C++ how to infer the Callable's type (arguments list & return value) in a template

Question

Basically what I want to do, is to make a function template, that takes any Callable (function type / lambda / Functor) and returns a lambda-taking-the-similar-args-list and returning the type of original's return type

#include <iostream>

int func(int a,float b) {
    return a+b;
}

struct callable {
    int operator() (int a, float b) {
        return a+b;
    }
};

template <typename RV, typename... Args>
auto getLambdaFromCallable(RV(&func)(Args...)) {
    auto l = [&](Args... args) -> RV {
        return func(args...);
    };

    return l;
}

int main() {
    auto f = getLambdaFromCallable(func);
    std::cout << f(1,2.f);
    std::cout << " " << typeid(f).name();

    auto f2 = getLambdaFromCallable(callable{}); // doesn't work
    callable{}(1,2); // works

    auto lambdaTest = [](int a, float b) -> int {
        return a+b;
    };
    auto f3 = getLambdaFromCallable(lambdaTest);
}

Answer 1

You can change getLambdaFromCallable to:

template <typename F>
auto getLambdaFromFunction(const F& func) {
  auto l = [&](auto&&... args) 
    -> decltype(func(std::forward<decltype(args)>(args)...)) {
    return func(std::forward<decltype(args)>(args)...);
  };

  return l;
}

The reasoning behind this is that since you cannot get an exhaustive list of argument you can call a function object with (there might be multiple overloads in the first place), you might as well use a generic lambda which accepts everything and forward it to the callable.

---

To elaborate more about how this works:

• The auto&&... part gets converted to a template argument list on the lambda's call operator.

• F is deduced to whatever you called the getLambdaFromFunction with (without the const and reference but that can be changed if needed).
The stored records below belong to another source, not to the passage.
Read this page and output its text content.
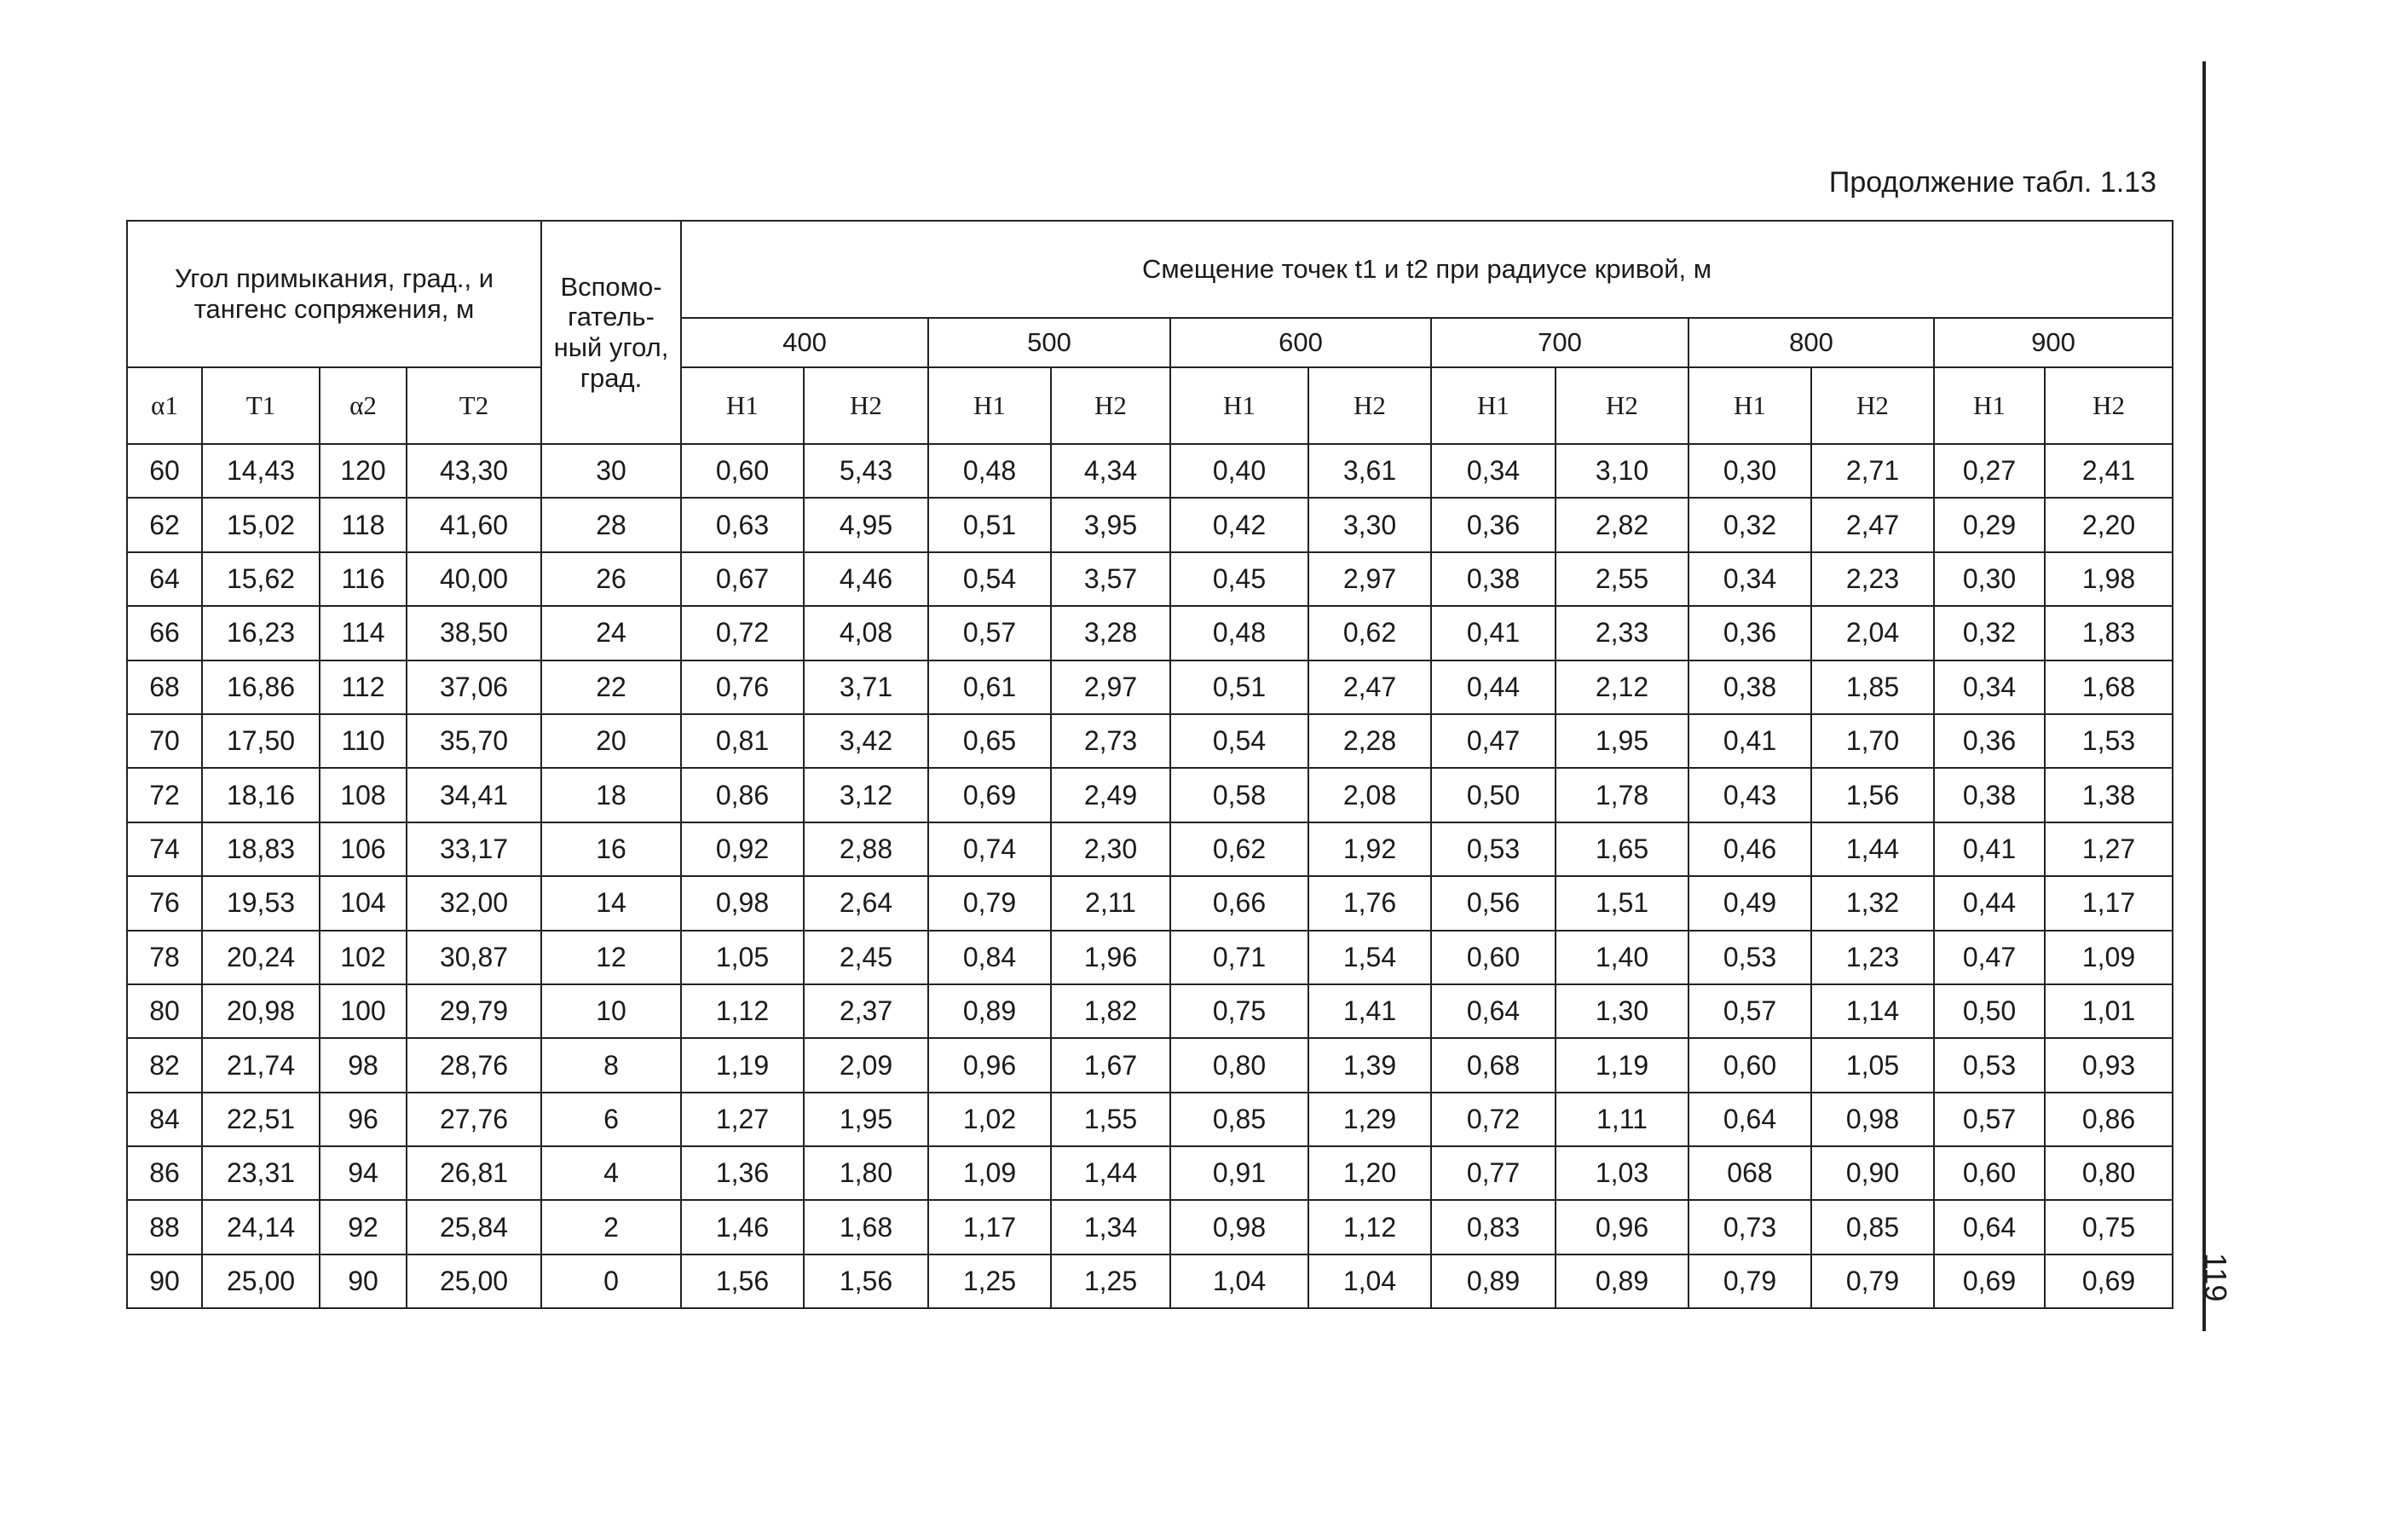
Продолжение табл. 1.13
119
Угол примыкания, град., и тангенс сопряжения, м				Вспомо- гатель- ный угол, град.	Смещение точек t1 и t2 при радиусе кривой, м											
					400		500		600		700		800		900	
α1	T1	α2	T2		H1	H2	H1	H2	H1	H2	H1	H2	H1	H2	H1	H2
60	14,43	120	43,30	30	0,60	5,43	0,48	4,34	0,40	3,61	0,34	3,10	0,30	2,71	0,27	2,41
62	15,02	118	41,60	28	0,63	4,95	0,51	3,95	0,42	3,30	0,36	2,82	0,32	2,47	0,29	2,20
64	15,62	116	40,00	26	0,67	4,46	0,54	3,57	0,45	2,97	0,38	2,55	0,34	2,23	0,30	1,98
66	16,23	114	38,50	24	0,72	4,08	0,57	3,28	0,48	0,62	0,41	2,33	0,36	2,04	0,32	1,83
68	16,86	112	37,06	22	0,76	3,71	0,61	2,97	0,51	2,47	0,44	2,12	0,38	1,85	0,34	1,68
70	17,50	110	35,70	20	0,81	3,42	0,65	2,73	0,54	2,28	0,47	1,95	0,41	1,70	0,36	1,53
72	18,16	108	34,41	18	0,86	3,12	0,69	2,49	0,58	2,08	0,50	1,78	0,43	1,56	0,38	1,38
74	18,83	106	33,17	16	0,92	2,88	0,74	2,30	0,62	1,92	0,53	1,65	0,46	1,44	0,41	1,27
76	19,53	104	32,00	14	0,98	2,64	0,79	2,11	0,66	1,76	0,56	1,51	0,49	1,32	0,44	1,17
78	20,24	102	30,87	12	1,05	2,45	0,84	1,96	0,71	1,54	0,60	1,40	0,53	1,23	0,47	1,09
80	20,98	100	29,79	10	1,12	2,37	0,89	1,82	0,75	1,41	0,64	1,30	0,57	1,14	0,50	1,01
82	21,74	98	28,76	8	1,19	2,09	0,96	1,67	0,80	1,39	0,68	1,19	0,60	1,05	0,53	0,93
84	22,51	96	27,76	6	1,27	1,95	1,02	1,55	0,85	1,29	0,72	1,11	0,64	0,98	0,57	0,86
86	23,31	94	26,81	4	1,36	1,80	1,09	1,44	0,91	1,20	0,77	1,03	068	0,90	0,60	0,80
88	24,14	92	25,84	2	1,46	1,68	1,17	1,34	0,98	1,12	0,83	0,96	0,73	0,85	0,64	0,75
90	25,00	90	25,00	0	1,56	1,56	1,25	1,25	1,04	1,04	0,89	0,89	0,79	0,79	0,69	0,69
• decltype(args) is just there to use std::forward which in turn is there to correctly forward both lvalue and rvalue references, see std::forward for more details.

The generated lambda object will look like this:

template <typename F>
class generatedLambda
{
public:
  template <typename... Args>
  auto operator()(Args&&... args) -> decltype(func(std::forward<decltype(args)>(args)...))
  {
    return func(std::forward<decltype(args)>(args)...);
  }

private:
  F     func;
};